For many reasons, a few of which I’ll share momentarily, I found I had a burning desire to write a novel for kids. And I have to say, writing it has become a fountain of youth for me in so many ways. Since writing this novel, I laugh a lot more, I look at the world through a simpler gaze, and I’m a bit more unencumbered and gravitate towards adventure and learning with the wide-eyed expectation of a child. Through the experience, I’ve learned an amazing fact: children are simpler, happier beings and the way they look at the world is beautiful and enviable. Now, one of my favorite things to share with my reading friends is how I’ve come to appreciate mixing in children’s literature as a reading choice for myself. Beyond my book alone (which many adults are enjoying as a fountain of youth as well!), I enjoy reading classic children’s literature and books geared towards younger readers. I challenge you to try it. You will feel younger, I promise you.


A few things about my book: First, I wrote it to be read-aloud friendly. Sadly, so many children’s chapter books aren’t.
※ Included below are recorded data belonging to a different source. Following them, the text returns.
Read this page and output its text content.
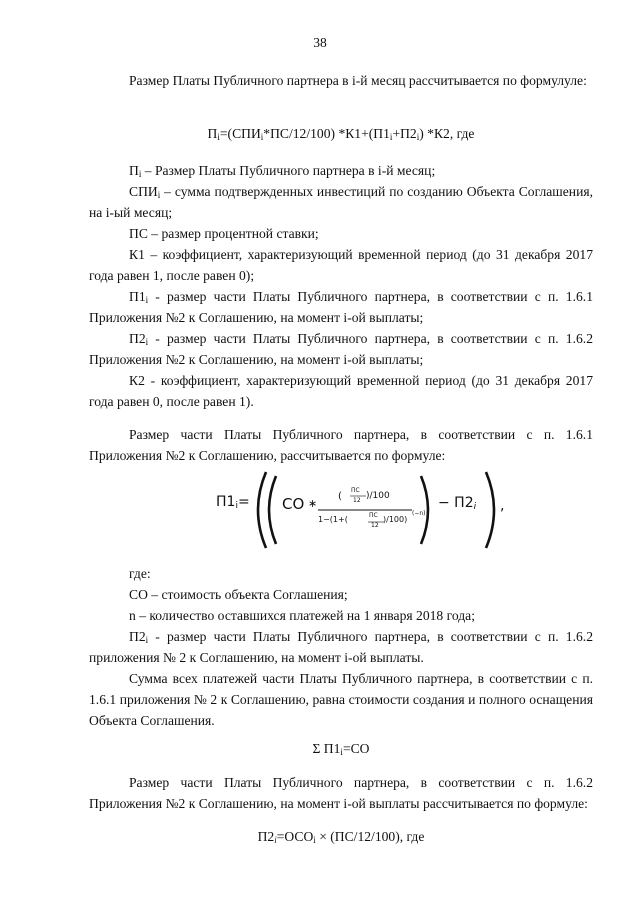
38
Размер Платы Публичного партнера в i-й месяц рассчитывается по формулуле:
$П_i=(СПИ_i*ПС/12/100)$ $*К1+(П1_i+П2_i)$ *К2, где
$П_i$ – Размер Платы Публичного партнера в i-й месяц;
$СПИ_i$ – сумма подтвержденных инвестиций по созданию Объекта Соглашения, на i-ый месяц;
ПС – размер процентной ставки;
К1 – коэффициент, характеризующий временной период (до 31 декабря 2017 года равен 1, после равен 0);
$П1_i$ - размер части Платы Публичного партнера, в соответствии с п. 1.6.1 Приложения №2 к Соглашению, на момент i-ой выплаты;
$П2_i$ - размер части Платы Публичного партнера, в соответствии с п. 1.6.2 Приложения №2 к Соглашению, на момент i-ой выплаты;
К2 - коэффициент, характеризующий временной период (до 31 декабря 2017 года равен 0, после равен 1).
Размер части Платы Публичного партнера, в соответствии с п. 1.6.1 Приложения №2 к Соглашению, рассчитывается по формуле:
$П1_i=$ СО ∗
(
ПС
12 )/100
1−(1+(	ПС
12
)/100)
(−n)
− $П2_i$ ,
где:
СО – стоимость объекта Соглашения;
n – количество оставшихся платежей на 1 января 2018 года;
$П2_i$ - размер части Платы Публичного партнера, в соответствии с п. 1.6.2 приложения № 2 к Соглашению, на момент i-ой выплаты.
Сумма всех платежей части Платы Публичного партнера, в соответствии с п. 1.6.1 приложения № 2 к Соглашению, равна стоимости создания и полного оснащения Объекта Соглашения.
Σ $П1_i=СО$
Размер части Платы Публичного партнера, в соответствии с п. 1.6.2 Приложения №2 к Соглашению, на момент i-ой выплаты рассчитывается по формуле:
$П2_i=ОСО_i \times (ПС/12/100)$, где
I would see my kids’ eyes glaze over at long, descriptive, beautifully written passages in the books I would read to them, and wish there were more chapter books that kept them engaged. I found so few read-aloud friendly books; I decided to write my own. As an author, I’m compelled to share in my stories some valuable tools for helping our children grow into conscientious, thoughtful, compassionate people. Through my own love of culture and travel and sharing those passions with my kids, Jasper Penzey’s story was born.


A 9-year old international boy detective, Jasper has never known his mother. He moves to Greece with his history professor father and for the first time in his young life he has the opportunity to view another culture and another part of the world. He is pulled into a mystery involving the location of the lost civilization of Atlantis, which surprisingly exposes him to clues indicating his mother is out there somewhere in the wide world, and he would give anything to find her and know her. Filled with age-appropriate morals and quips, Jasper’s tale illustrates the power of bedtime stories, that people worldwide are different and special in their own way, and that history and mystery can be a lot of fun.
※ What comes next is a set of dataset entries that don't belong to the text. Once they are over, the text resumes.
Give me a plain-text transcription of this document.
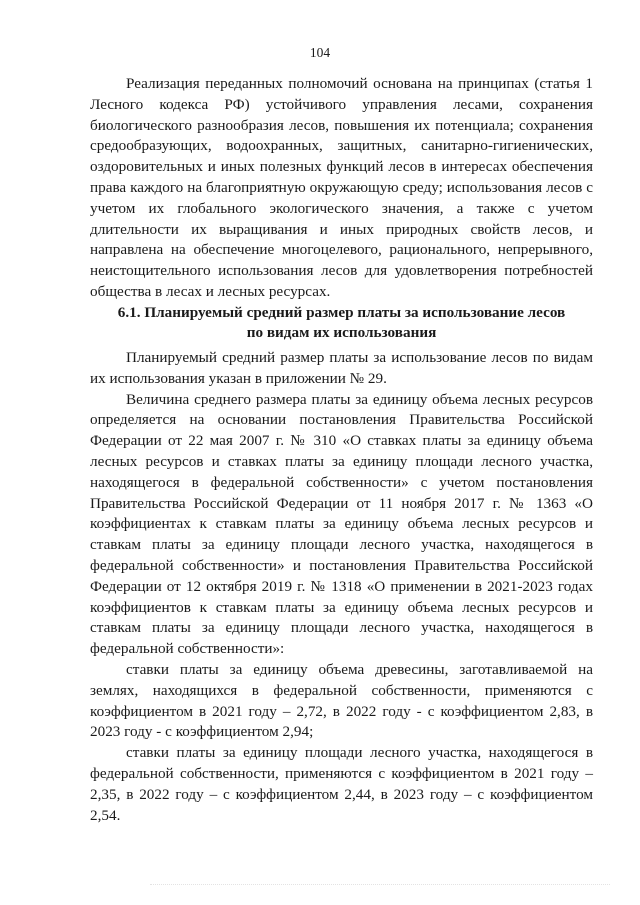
104

Реализация переданных полномочий основана на принципах (статья 1 Лесного кодекса РФ) устойчивого управления лесами, сохранения биологического разнообразия лесов, повышения их потенциала; сохранения средообразующих, водоохранных, защитных, санитарно-гигиенических, оздоровительных и иных полезных функций лесов в интересах обеспечения права каждого на благоприятную окружающую среду; использования лесов с учетом их глобального экологического значения, а также с учетом длительности их выращивания и иных природных свойств лесов, и направлена на обеспечение многоцелевого, рационального, непрерывного, неистощительного использования лесов для удовлетворения потребностей общества в лесах и лесных ресурсах.

6.1. Планируемый средний размер платы за использование лесов
по видам их использования

Планируемый средний размер платы за использование лесов по видам их использования указан в приложении № 29.

Величина среднего размера платы за единицу объема лесных ресурсов определяется на основании постановления Правительства Российской Федерации от 22 мая 2007 г. № 310 «О ставках платы за единицу объема лесных ресурсов и ставках платы за единицу площади лесного участка, находящегося в федеральной собственности» с учетом постановления Правительства Российской Федерации от 11 ноября 2017 г. № 1363 «О коэффициентах к ставкам платы за единицу объема лесных ресурсов и ставкам платы за единицу площади лесного участка, находящегося в федеральной собственности» и постановления Правительства Российской Федерации от 12 октября 2019 г. № 1318 «О применении в 2021-2023 годах коэффициентов к ставкам платы за единицу объема лесных ресурсов и ставкам платы за единицу площади лесного участка, находящегося в федеральной собственности»:

ставки платы за единицу объема древесины, заготавливаемой на землях, находящихся в федеральной собственности, применяются с коэффициентом в 2021 году – 2,72, в 2022 году - с коэффициентом 2,83, в 2023 году - с коэффициентом 2,94;

ставки платы за единицу площади лесного участка, находящегося в федеральной собственности, применяются с коэффициентом в 2021 году – 2,35, в 2022 году – с коэффициентом 2,44, в 2023 году – с коэффициентом 2,54.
Ideal for readers aged 7-12 and for all adults wanting to discover their own fountain of youth, I’m pleased to share Jasper Penzey’s story with you. The first in an 8-book series, Book 2 takes place in Panama and will be published in early 2015. I hope you’ll join me on this adventure and share Jasper’s story with all the readers in your life, young and old. I give away a free book (children’s literature) daily (on average) on my Facebook page, so join me there as well. I love fan mail and dialogue with readers via my website, on Facebook, Twitter and Instagram. I hope to get to know you and interact with you based on our shared love of reading and all things books.



These photos were taken while on a family vacation. Both were taken on the island of Santorini, both in the exact spots that became scenes in the book. One  taken on a boat to the temple island, the other one in Amoudi where Jasper saw the best sunset.
M.A.A.    Thank you, Monica for guesting my blog today. I agree with you totally, nothing brings back the feeling of youth like the antics and laughter of children. The whole world is a new and wonderful place when seen through the eyes of a child. I loved book one and will be waiting anxiously for the book two. Please come back and share with me when Jasper's next adventure is published.